Они дошли до машины: Роумэн — впереди, а Штирлиц, то и дело задерживаясь у прилавков, — следом.
Рядом с «Фордом» никакой машины не было; в другом конце улицы в моторе разбитого «Джипа» без левого крыла копался парагваец в белых шортах и сандалетах на босу ногу. Машина экономического советника, постонав, сколько и было положено, наконец завелась, и снова в дрожащем, слоистом воздухе повисло бело-голубое облачко, цветом похожее на грозовую тучу.
Штирлиц быстро сел рядом с Роумэном и сразу же включил радио. Звука не было — мертво.
— Чья машина? — спросил Штирлиц.
— Нашего парня из посольства. Разгильдяй чертов! Не автомобиль, а катафалк, хотя набирает здорово, с места, словно двигатель форсированный... Ну, рассказывайте, старина, сзади чисто, мы одни.

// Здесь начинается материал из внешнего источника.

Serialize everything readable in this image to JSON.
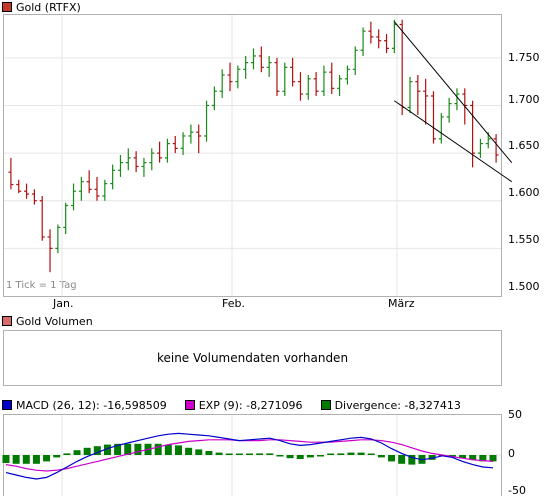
{
  "price_chart": {
    "legend": {
      "label": "Gold (RTFX)",
      "color": "#c0392b"
    },
    "tick_note": "1 Tick = 1 Tag",
    "y_ticks": [
      "1.750",
      "1.700",
      "1.650",
      "1.600",
      "1.550",
      "1.500"
    ],
    "x_ticks": [
      "Jan.",
      "Feb.",
      "März"
    ]
  },
  "volume_chart": {
    "legend": {
      "label": "Gold Volumen",
      "color": "#d96a6a"
    },
    "message": "keine Volumendaten vorhanden"
  },
  "macd_chart": {
    "legend": [
      {
        "label": "MACD (26, 12): -16,598509",
        "color": "#0000cc"
      },
      {
        "label": "EXP (9): -8,271096",
        "color": "#cc00cc"
      },
      {
        "label": "Divergence: -8,327413",
        "color": "#007a00"
      }
    ],
    "y_ticks": [
      "50",
      "0",
      "-50"
    ]
  },
  "chart_data": [
    {
      "type": "candlestick",
      "title": "Gold (RTFX)",
      "ylim": [
        1500,
        1795
      ],
      "up_color": "#1a8a1a",
      "down_color": "#b01010",
      "ohlc": [
        [
          1630,
          1645,
          1612,
          1617
        ],
        [
          1617,
          1622,
          1608,
          1610
        ],
        [
          1610,
          1618,
          1602,
          1607
        ],
        [
          1607,
          1612,
          1596,
          1600
        ],
        [
          1600,
          1605,
          1558,
          1562
        ],
        [
          1562,
          1570,
          1525,
          1550
        ],
        [
          1550,
          1575,
          1545,
          1572
        ],
        [
          1572,
          1598,
          1565,
          1595
        ],
        [
          1595,
          1618,
          1590,
          1610
        ],
        [
          1610,
          1625,
          1600,
          1620
        ],
        [
          1620,
          1632,
          1608,
          1612
        ],
        [
          1612,
          1625,
          1600,
          1605
        ],
        [
          1605,
          1622,
          1600,
          1618
        ],
        [
          1618,
          1638,
          1612,
          1632
        ],
        [
          1632,
          1648,
          1625,
          1640
        ],
        [
          1640,
          1655,
          1632,
          1645
        ],
        [
          1645,
          1652,
          1630,
          1636
        ],
        [
          1636,
          1645,
          1625,
          1640
        ],
        [
          1640,
          1655,
          1632,
          1650
        ],
        [
          1650,
          1662,
          1640,
          1645
        ],
        [
          1645,
          1665,
          1640,
          1660
        ],
        [
          1660,
          1668,
          1650,
          1655
        ],
        [
          1655,
          1672,
          1648,
          1668
        ],
        [
          1668,
          1680,
          1660,
          1672
        ],
        [
          1672,
          1680,
          1650,
          1668
        ],
        [
          1668,
          1705,
          1662,
          1700
        ],
        [
          1700,
          1720,
          1695,
          1715
        ],
        [
          1715,
          1738,
          1708,
          1732
        ],
        [
          1732,
          1745,
          1715,
          1725
        ],
        [
          1725,
          1742,
          1718,
          1738
        ],
        [
          1738,
          1752,
          1728,
          1745
        ],
        [
          1745,
          1760,
          1738,
          1752
        ],
        [
          1752,
          1762,
          1735,
          1740
        ],
        [
          1740,
          1752,
          1730,
          1745
        ],
        [
          1745,
          1750,
          1710,
          1715
        ],
        [
          1715,
          1745,
          1710,
          1740
        ],
        [
          1740,
          1750,
          1720,
          1725
        ],
        [
          1725,
          1735,
          1705,
          1712
        ],
        [
          1712,
          1732,
          1706,
          1728
        ],
        [
          1728,
          1735,
          1710,
          1715
        ],
        [
          1715,
          1742,
          1710,
          1735
        ],
        [
          1735,
          1745,
          1712,
          1718
        ],
        [
          1718,
          1732,
          1710,
          1728
        ],
        [
          1728,
          1742,
          1722,
          1738
        ],
        [
          1738,
          1762,
          1732,
          1758
        ],
        [
          1758,
          1782,
          1752,
          1778
        ],
        [
          1778,
          1788,
          1765,
          1772
        ],
        [
          1772,
          1780,
          1760,
          1768
        ],
        [
          1768,
          1775,
          1755,
          1760
        ],
        [
          1760,
          1790,
          1755,
          1785
        ],
        [
          1785,
          1790,
          1690,
          1698
        ],
        [
          1698,
          1730,
          1692,
          1725
        ],
        [
          1725,
          1732,
          1690,
          1715
        ],
        [
          1715,
          1728,
          1680,
          1710
        ],
        [
          1710,
          1715,
          1660,
          1665
        ],
        [
          1665,
          1692,
          1660,
          1688
        ],
        [
          1688,
          1708,
          1682,
          1702
        ],
        [
          1702,
          1718,
          1695,
          1712
        ],
        [
          1712,
          1718,
          1680,
          1700
        ],
        [
          1700,
          1705,
          1635,
          1650
        ],
        [
          1650,
          1665,
          1645,
          1660
        ],
        [
          1660,
          1672,
          1655,
          1665
        ],
        [
          1665,
          1670,
          1640,
          1648
        ]
      ],
      "trendlines": [
        {
          "from": [
            49,
            1788
          ],
          "to": [
            64,
            1640
          ]
        },
        {
          "from": [
            49,
            1705
          ],
          "to": [
            64,
            1620
          ]
        }
      ]
    },
    {
      "type": "bar",
      "title": "Gold Volumen",
      "values": []
    },
    {
      "type": "line",
      "title": "MACD",
      "ylim": [
        -50,
        50
      ],
      "series": [
        {
          "name": "MACD (26, 12)",
          "color": "#0000cc",
          "values": [
            -22,
            -25,
            -28,
            -30,
            -28,
            -22,
            -15,
            -8,
            -2,
            3,
            8,
            12,
            15,
            18,
            21,
            24,
            26,
            27,
            26,
            25,
            24,
            22,
            20,
            18,
            19,
            20,
            21,
            18,
            14,
            12,
            13,
            15,
            17,
            19,
            21,
            22,
            20,
            15,
            8,
            2,
            -3,
            -6,
            -4,
            -1,
            -3,
            -8,
            -12,
            -15,
            -16
          ]
        },
        {
          "name": "EXP (9)",
          "color": "#cc00cc",
          "values": [
            -12,
            -14,
            -17,
            -19,
            -20,
            -19,
            -17,
            -14,
            -11,
            -8,
            -5,
            -2,
            1,
            4,
            7,
            10,
            13,
            15,
            17,
            18,
            19,
            19,
            19,
            18,
            18,
            18,
            19,
            19,
            18,
            17,
            16,
            16,
            16,
            17,
            18,
            19,
            19,
            18,
            16,
            13,
            9,
            5,
            2,
            0,
            -2,
            -4,
            -6,
            -7,
            -8
          ]
        },
        {
          "name": "Divergence",
          "color": "#007a00",
          "type": "bar",
          "values": [
            -10,
            -11,
            -11,
            -11,
            -8,
            -3,
            2,
            6,
            9,
            11,
            13,
            14,
            14,
            14,
            14,
            14,
            13,
            12,
            9,
            7,
            5,
            3,
            1,
            0,
            1,
            2,
            2,
            -1,
            -4,
            -5,
            -3,
            -1,
            1,
            2,
            3,
            3,
            1,
            -3,
            -8,
            -11,
            -12,
            -11,
            -6,
            -1,
            -1,
            -4,
            -6,
            -8,
            -8
          ]
        }
      ]
    }
  ]
}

Штирлиц опустился к радиоприемнику, пошарил в приборном щитке, нащупал что-то, жестом попросил Роумэна припарковаться; тот, недоумевая, притормозил возле обочины. Мальчишки, стоявшие до этого кругом и рассчитывавшие друг друга на игру, — как и во всем мире: «квинтер-финтер-жаба, энэ-бэнэ-раба», — бросились к машине; в этом районе автомобиль был диковиной, а в центр их, рваных и босоногих, не очень-то пускала полиция.
Штирлиц уцепил пальцами проводок, присмотрелся — в отличие от других, запыленных и промасленных, — новенький; потянул его на себя, приподнял коврик, перегнулся через спинку кресла, вылез из машины, извиняюще улыбнувшись мальчуганам, которые сразу же что-то закричали про «гринго», открыл заднюю дверь, приподнял сиденье, заглянул туда, запустил руку, вытащил маленький микрофон, выдернул из него шнур, что шел к приборной доске, и бросил штукуРоумэну.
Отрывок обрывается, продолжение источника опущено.